The killing of Anwar al-Awlaki, al Qaeda’s best-known mouthpiece and most charismatic spiritual leader, will leave a huge hole that the global terrorist network may find impossible to fill, regional and counterterrorism experts say.
But its implications for the deteriorating security in Yemen, where al-Awlaki was killed Friday in a U.S. drone attack, and for the future of the al Qaeda faction in that country are less clear.
“Al Qaeda in the Arabian Peninsula [AQAP] is still a huge threat, still the No. 1 threat” among the terrorist network’s global affiliates, said Christopher Boucek of the Carnegie Endowment think tank. “But the threat against the West is not as great as it was last week.”
He said it was al-Awlaki’s ability to reach out to vulnerable communities and individuals in the West and “recruit and influence people who were under the radar of intelligence and law enforcement” agencies that made him such a threat.
“That will be hard to replace,” said Mr. Boucek, who researches security challenges in the Arabian Peninsula.
“He was a powerful and convincing orator” in his native English and in Arabic.
Al-Awlaki “was one of the first of the contemporary terrorist leaders to make the transition from cleric to propagandist to a key operational role,” said Bruce Hoffman, director of the Security Studies Program at Georgetown University. “Like [Osama] bin Laden, it is unclear whether Awlaki’s remarkable trajectory in this respect can be duplicated.”
Mr. Boucek noted that Yemeni officials believe AQAP’s top bomb maker, Ibrahim al-Asiri, was not among the dead in the missile strikes by U.S. drones Friday that killed al-Awlaki, contrary to reports over the weekend.
Al-Asiri, a 29-year-old Saudi, is thought to have made the devices used in:
• The air-cargo bomb plot last year, in which explosives were hidden in printer cartridges and shipped to the United States by FedEx.
• The underwear-bomb plot against a Detroit-bound jetliner on Christmas Day in 2009.
• The attempt to kill Saudi Deputy Interior Minister Prince Mohammad bin Naif, also with an underwear bomb, in August 2009.
“He is the most dangerous man in AQAP,” Mr. Boucek said of al-Asiri. “It is scary to think about someone with those [bomb-making] skills, and even scarier to think about who he might be passing them on to.”
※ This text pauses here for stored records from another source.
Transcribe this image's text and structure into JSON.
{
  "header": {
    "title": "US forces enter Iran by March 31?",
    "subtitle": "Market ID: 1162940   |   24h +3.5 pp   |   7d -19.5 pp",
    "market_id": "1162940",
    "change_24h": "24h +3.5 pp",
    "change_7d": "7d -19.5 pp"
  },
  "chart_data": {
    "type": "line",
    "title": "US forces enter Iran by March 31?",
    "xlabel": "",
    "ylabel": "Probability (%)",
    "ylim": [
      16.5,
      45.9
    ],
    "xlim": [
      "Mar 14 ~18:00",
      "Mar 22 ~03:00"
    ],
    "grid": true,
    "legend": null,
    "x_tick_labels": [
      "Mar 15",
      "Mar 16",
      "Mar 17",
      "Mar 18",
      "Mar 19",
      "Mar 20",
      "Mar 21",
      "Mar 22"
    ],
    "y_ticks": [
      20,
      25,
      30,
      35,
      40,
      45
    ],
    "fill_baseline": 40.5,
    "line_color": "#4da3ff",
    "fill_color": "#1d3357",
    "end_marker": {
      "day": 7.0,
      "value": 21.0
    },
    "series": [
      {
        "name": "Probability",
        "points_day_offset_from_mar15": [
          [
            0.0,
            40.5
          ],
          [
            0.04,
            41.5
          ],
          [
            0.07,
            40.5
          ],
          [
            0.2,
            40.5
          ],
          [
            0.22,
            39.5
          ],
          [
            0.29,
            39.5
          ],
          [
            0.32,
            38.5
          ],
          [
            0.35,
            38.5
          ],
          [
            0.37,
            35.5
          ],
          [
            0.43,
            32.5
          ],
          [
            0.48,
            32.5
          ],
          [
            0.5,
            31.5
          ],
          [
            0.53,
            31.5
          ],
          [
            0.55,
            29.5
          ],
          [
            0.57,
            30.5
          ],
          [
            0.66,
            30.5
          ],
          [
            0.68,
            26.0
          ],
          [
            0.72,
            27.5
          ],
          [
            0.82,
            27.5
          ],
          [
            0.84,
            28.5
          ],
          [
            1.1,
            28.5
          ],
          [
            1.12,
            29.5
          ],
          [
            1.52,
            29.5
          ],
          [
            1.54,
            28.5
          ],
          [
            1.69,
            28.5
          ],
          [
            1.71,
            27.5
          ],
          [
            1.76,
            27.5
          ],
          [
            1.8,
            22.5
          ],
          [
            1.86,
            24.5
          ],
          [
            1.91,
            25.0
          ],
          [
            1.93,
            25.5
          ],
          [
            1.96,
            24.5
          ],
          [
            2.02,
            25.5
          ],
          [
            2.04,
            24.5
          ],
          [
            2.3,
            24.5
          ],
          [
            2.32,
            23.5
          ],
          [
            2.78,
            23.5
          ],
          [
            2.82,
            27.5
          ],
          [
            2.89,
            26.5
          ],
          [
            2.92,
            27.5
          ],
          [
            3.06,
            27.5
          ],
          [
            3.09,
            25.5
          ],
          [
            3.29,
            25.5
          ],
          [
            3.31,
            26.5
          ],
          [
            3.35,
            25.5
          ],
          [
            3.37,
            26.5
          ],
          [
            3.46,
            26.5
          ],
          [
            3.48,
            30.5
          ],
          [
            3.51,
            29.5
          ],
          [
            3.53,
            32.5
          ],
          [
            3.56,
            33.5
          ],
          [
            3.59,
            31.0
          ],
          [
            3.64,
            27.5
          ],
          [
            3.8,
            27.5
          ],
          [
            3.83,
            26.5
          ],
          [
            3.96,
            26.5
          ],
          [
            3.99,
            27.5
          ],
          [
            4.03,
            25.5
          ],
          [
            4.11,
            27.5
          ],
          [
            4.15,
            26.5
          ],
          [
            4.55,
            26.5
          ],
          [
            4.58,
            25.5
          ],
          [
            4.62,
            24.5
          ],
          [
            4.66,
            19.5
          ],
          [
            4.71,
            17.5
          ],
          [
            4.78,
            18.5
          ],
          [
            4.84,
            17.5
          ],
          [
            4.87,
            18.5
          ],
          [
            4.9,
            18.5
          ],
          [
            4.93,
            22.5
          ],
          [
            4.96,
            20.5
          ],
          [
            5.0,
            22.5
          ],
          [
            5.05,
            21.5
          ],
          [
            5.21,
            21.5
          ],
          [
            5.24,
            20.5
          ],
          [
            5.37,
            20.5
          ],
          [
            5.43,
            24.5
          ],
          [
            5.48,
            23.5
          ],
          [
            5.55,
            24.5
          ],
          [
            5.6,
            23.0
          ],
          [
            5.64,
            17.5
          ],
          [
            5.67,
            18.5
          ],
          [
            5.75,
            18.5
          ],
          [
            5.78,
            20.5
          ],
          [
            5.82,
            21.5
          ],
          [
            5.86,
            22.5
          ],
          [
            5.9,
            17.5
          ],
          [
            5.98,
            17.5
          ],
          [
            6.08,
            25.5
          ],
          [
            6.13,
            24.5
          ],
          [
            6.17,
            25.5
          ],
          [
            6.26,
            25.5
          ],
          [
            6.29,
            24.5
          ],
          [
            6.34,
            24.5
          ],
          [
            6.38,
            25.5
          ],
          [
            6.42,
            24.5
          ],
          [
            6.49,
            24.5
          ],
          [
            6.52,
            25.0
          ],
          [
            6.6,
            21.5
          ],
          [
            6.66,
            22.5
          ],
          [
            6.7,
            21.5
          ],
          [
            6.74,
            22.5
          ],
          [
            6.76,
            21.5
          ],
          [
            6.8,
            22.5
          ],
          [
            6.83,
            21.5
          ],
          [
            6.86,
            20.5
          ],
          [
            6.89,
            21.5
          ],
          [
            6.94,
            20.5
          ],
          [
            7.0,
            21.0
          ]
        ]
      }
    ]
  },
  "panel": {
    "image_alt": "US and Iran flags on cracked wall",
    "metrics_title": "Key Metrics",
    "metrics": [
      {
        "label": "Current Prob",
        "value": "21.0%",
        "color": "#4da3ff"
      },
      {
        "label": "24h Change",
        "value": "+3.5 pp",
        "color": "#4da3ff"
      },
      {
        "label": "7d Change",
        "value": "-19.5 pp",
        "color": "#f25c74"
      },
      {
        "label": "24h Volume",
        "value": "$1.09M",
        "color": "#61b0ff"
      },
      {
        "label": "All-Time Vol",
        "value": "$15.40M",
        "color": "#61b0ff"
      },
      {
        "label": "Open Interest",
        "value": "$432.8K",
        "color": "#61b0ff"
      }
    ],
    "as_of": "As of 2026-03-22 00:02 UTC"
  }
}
He said the remaining leadership of AQAP, including al-Asiri and the group’s supreme commander, Nasir al-Wuhayshi, “are also very focused on [attacking] the West.”
“There are five or six Saudis who were at [the U.S. military detention center at] Guantanamo Bay” in the AQAP leadership, Mr. Boucek said. “They have a huge grudge against the United States.”
Nonetheless, Mr. Boucek said, the deaths of al-Awlaki and his fellow American AQAP jihadist Samir Khan would be the death knell for al Qaeda’s online magazine Inspire, seven editions of which have been produced by the network’s Yemeni affiliate.
“Inspire is dead,” he said. “They were the brains behind it. Samir Kahn did the layout. … There was a third editor, but no one knows who he is, or even if he is real rather than just a pen name.”
Globally, al Qaeda has only a handful of native English speakers among its spokesmen, according to researchers who have studied the network’s propaganda activities.
Most agree that having the aging and decidedly uncharismatic Ayman al-Zawahri as its public face would not help the terrorism network’s recruitment efforts. Al-Zawahri took charge of the global network after bin Laden was killed in a U.S. raid in Pakistan in May.
Yet, as heavy a blow as al-Awlaki’s death may be to al Qaeda’s global network, it is unclear what impact it will have on Yemen’s deteriorating security. AQAP is based in Yemen, where U.S. and Yemeni forces have conducted operations against the terrorist group.
Earlier this year, before the outbreak of the Arab Spring revolt in Yemen, counterterrorism consultant Andrew Garfield worked on a study of public opinion and its impact on security in that country.
“We found, basically, that [perceived] U.S. support for [Yemeni strongman Ali Abdullah] Saleh was actually bolstering Yemeni support for AQAP, because he is so unpopular,” Mr. Garfield said.
He said that AQAP had learned “the lesson of Iraq” - in which extremists had alienated other forces opposed to the U.S. occupation, instead of working with them.
“Most people in Yemen are not natural supporters of AQAP,” he said, adding they would make common cause with the terrorist group against a hated mutual enemy - Mr. Saleh.
Mr. Garfield said he doubted that most Yemenis are aware that the United States had called on Mr. Saleh to step down. “What they see is Saleh comes back, and then a U.S. strike kills these leaders … the timing is unfortunate,” he said.